Perpetual conservation easements are not merely private contracts between the owner of the land and the holder of the easement. Easement terminations - as well as amendments that are inconsistent with the stated purpose of the easement - require court approval in a cy pres proceeding, where appropriate consideration will be accorded to both the intent of the easement grantor and the interests of the public. In situations where the holder of a perpetual conservation easement simply agrees to amend (or terminate) the easement in contravention of its stated purpose, the charitable trust rules permit the state attorney general (or, if the attorney general declines to become involved or is ineffective, a party with a "special interest") to object.
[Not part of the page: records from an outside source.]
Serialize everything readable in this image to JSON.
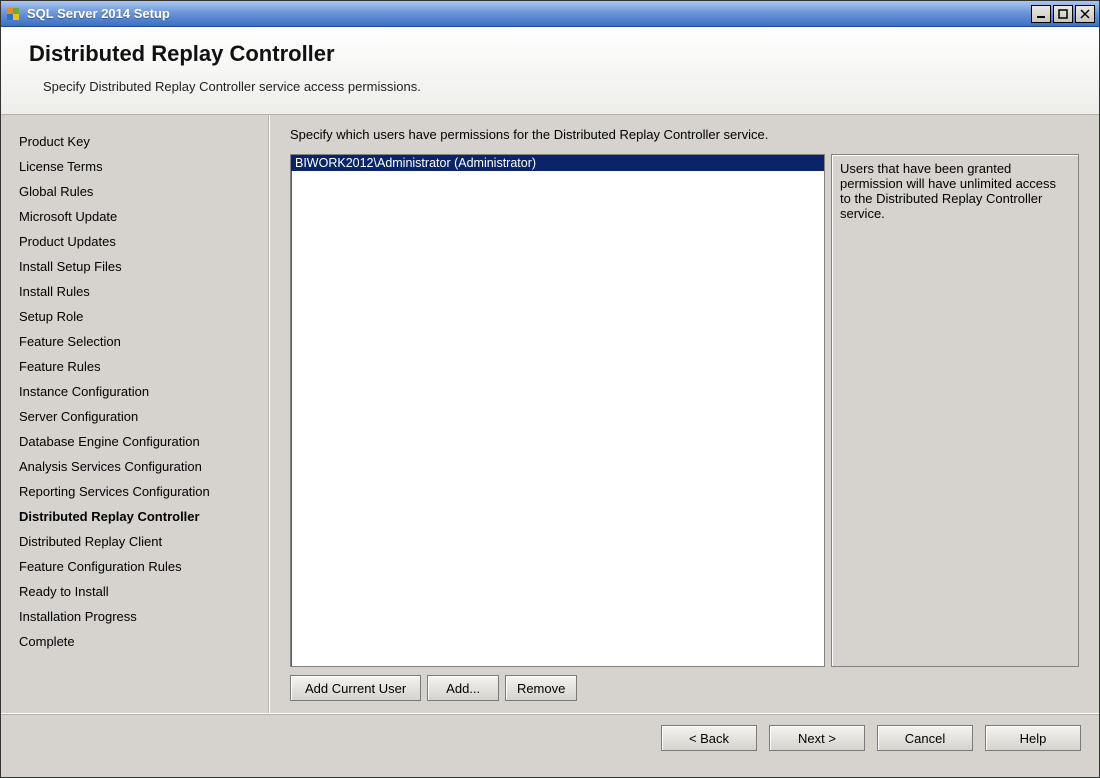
{
  "window": {
    "title": "SQL Server 2014 Setup"
  },
  "header": {
    "page_title": "Distributed Replay Controller",
    "page_subtitle": "Specify Distributed Replay Controller service access permissions."
  },
  "sidebar": {
    "items": [
      {
        "label": "Product Key",
        "current": false
      },
      {
        "label": "License Terms",
        "current": false
      },
      {
        "label": "Global Rules",
        "current": false
      },
      {
        "label": "Microsoft Update",
        "current": false
      },
      {
        "label": "Product Updates",
        "current": false
      },
      {
        "label": "Install Setup Files",
        "current": false
      },
      {
        "label": "Install Rules",
        "current": false
      },
      {
        "label": "Setup Role",
        "current": false
      },
      {
        "label": "Feature Selection",
        "current": false
      },
      {
        "label": "Feature Rules",
        "current": false
      },
      {
        "label": "Instance Configuration",
        "current": false
      },
      {
        "label": "Server Configuration",
        "current": false
      },
      {
        "label": "Database Engine Configuration",
        "current": false
      },
      {
        "label": "Analysis Services Configuration",
        "current": false
      },
      {
        "label": "Reporting Services Configuration",
        "current": false
      },
      {
        "label": "Distributed Replay Controller",
        "current": true
      },
      {
        "label": "Distributed Replay Client",
        "current": false
      },
      {
        "label": "Feature Configuration Rules",
        "current": false
      },
      {
        "label": "Ready to Install",
        "current": false
      },
      {
        "label": "Installation Progress",
        "current": false
      },
      {
        "label": "Complete",
        "current": false
      }
    ]
  },
  "main": {
    "caption": "Specify which users have permissions for the Distributed Replay Controller service.",
    "users": [
      "BIWORK2012\\Administrator (Administrator)"
    ],
    "info_text": "Users that have been granted permission will have unlimited access to the Distributed Replay Controller service.",
    "buttons": {
      "add_current": "Add Current User",
      "add": "Add...",
      "remove": "Remove"
    }
  },
  "footer": {
    "back": "< Back",
    "next": "Next >",
    "cancel": "Cancel",
    "help": "Help"
  }
}
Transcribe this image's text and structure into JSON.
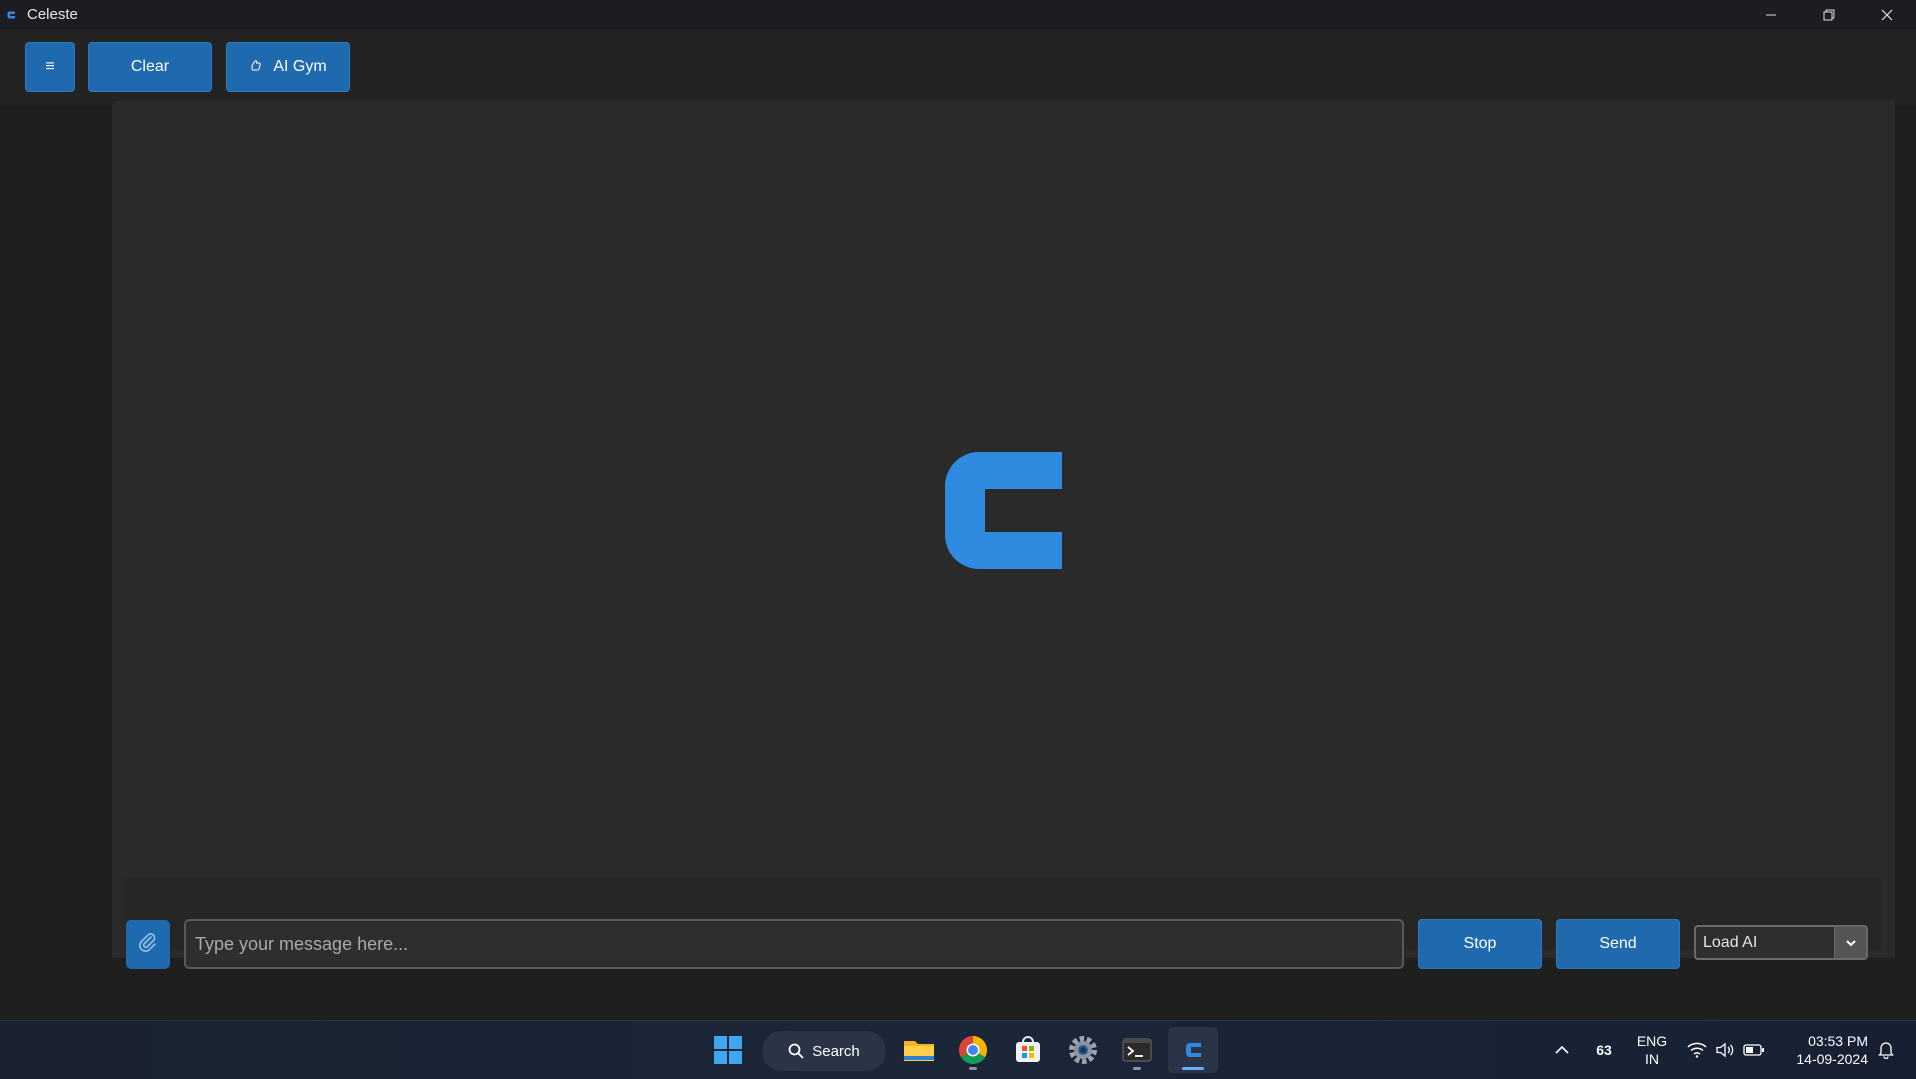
{
  "window": {
    "title": "Celeste"
  },
  "toolbar": {
    "menu_label": "≡",
    "clear_label": "Clear",
    "gym_label": "AI Gym"
  },
  "chat": {
    "placeholder": "Type your message here...",
    "stop_label": "Stop",
    "send_label": "Send",
    "model_selected": "Load AI"
  },
  "colors": {
    "accent": "#1f69ae",
    "logo": "#2f8be0",
    "panel": "#2a2a2a",
    "background": "#1f1f1f"
  },
  "taskbar": {
    "search_label": "Search",
    "weather": "63",
    "lang_line1": "ENG",
    "lang_line2": "IN",
    "time": "03:53 PM",
    "date": "14-09-2024",
    "icons": [
      "windows-start-icon",
      "search-icon",
      "file-explorer-icon",
      "chrome-icon",
      "microsoft-store-icon",
      "settings-icon",
      "terminal-icon",
      "celeste-icon"
    ]
  }
}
There is also another interesting article at http://www.conservationlaw.org/publications/05-ThirdPartyEnforcement.pdf which reviews the same situation of "standing".
The bottom line here appears to be that without the state attorney general stepping in and classifying conservation easements as enforceable as a trust through the attorney generals authority to enforce trusts, the parties can agree to terminate the agreement and since there are only two parties to the agreement, no one else has "standing" to enforce it.
In effect, conservation easements written between two parties such as a landowner and a government entity and specifically including language as "permanent" and declared "in perpetuity" can be cancelled simply by the landowner or a new landowner ("Malt-O-Meal") deciding not to honor the conservation agreement and then convincing the government entity ("City of Lakeville, Minnesota') to agree to cancel or rescind the agreement.